Mike Flanagan to Direct The Haunting TV Series for Netflix


After the relative success of last year’s Hush, it looks like horror director Mike Flanagan is getting ready to team up with Netflix again… this time for a longer form project. He is reportedly in the process of setting up a TV series that is described as a modern reimagining of Shirley Jackson’s classic 1959 novel, The Haunting of Hill House. This story served as the basis for the 1963 film The Haunting and the less well-received 1999 remake, but we can probably assume this version will draw even more from the original source material. The project was set up at Amblin TV and Paramount Television, who then sold it to Netflix. Hit the jump for more details.

According to Deadline, Netflix has given a 10-episode straight-to-series order to an untitled horror series based on The Haunting of Hill House. The story revolves around a paranormal investigator who rents an abandoned 80-year-old mansion for the summer and brings with him some guests in order to determine if it is truly haunted. Mike Flanagan will write, direct and executive produce along with his producing partner, Trevor Macy.

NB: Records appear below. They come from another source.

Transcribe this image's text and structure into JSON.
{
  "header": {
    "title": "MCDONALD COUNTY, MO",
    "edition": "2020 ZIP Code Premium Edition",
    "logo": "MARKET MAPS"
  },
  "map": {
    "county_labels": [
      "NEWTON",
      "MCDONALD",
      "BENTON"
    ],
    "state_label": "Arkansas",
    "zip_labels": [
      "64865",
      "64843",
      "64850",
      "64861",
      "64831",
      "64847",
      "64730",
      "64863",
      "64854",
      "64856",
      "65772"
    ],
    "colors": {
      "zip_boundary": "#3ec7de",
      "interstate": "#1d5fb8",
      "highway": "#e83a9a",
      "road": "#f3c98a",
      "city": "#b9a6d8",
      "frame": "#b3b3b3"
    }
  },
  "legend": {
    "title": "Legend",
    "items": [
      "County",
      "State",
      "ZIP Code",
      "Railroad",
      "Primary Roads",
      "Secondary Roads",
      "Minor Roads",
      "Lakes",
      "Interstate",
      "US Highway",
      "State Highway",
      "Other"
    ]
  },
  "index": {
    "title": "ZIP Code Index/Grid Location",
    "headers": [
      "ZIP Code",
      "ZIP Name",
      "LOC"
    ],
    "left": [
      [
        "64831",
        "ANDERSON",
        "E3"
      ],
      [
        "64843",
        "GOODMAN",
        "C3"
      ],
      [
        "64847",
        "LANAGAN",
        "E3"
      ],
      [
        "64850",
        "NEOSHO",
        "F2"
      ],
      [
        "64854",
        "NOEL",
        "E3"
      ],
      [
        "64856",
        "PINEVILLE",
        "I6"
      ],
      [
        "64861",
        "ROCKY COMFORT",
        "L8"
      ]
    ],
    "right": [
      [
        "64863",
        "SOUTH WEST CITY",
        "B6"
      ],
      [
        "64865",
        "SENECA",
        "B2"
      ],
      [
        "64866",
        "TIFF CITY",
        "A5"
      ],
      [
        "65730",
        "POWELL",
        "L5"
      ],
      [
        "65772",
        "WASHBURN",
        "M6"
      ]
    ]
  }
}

Flanagan’s previous films include Oculus, Before I Wake, and Ouija: Origin of Evil, but he got his start as an editor working in television. There have been quite a few recent TV shows that have expanded on well-known horror movies including Bates Motel, Hannibal, Scream and The Exorcist with several more currently in the works. Based on Flanagan’s track record, it sounds like this has potential although whether the story can support a full 10 episodes (and potentially more beyond that) remains to be seen. Would you watch a TV version of The Haunting?

  • Lori Cerny

    “… and whatever walked there… walked alone.”

    Ooooh, this should be good as a mini-series. Hope they get Eleanor right instead of some Disney-channel castoff.

  • frankw35

    The novel was 200 pages, the (original and only one that counts) movie was under two hours. I hope it works but I can’t imagine sustaining suspense and horror over the length of a miniseries.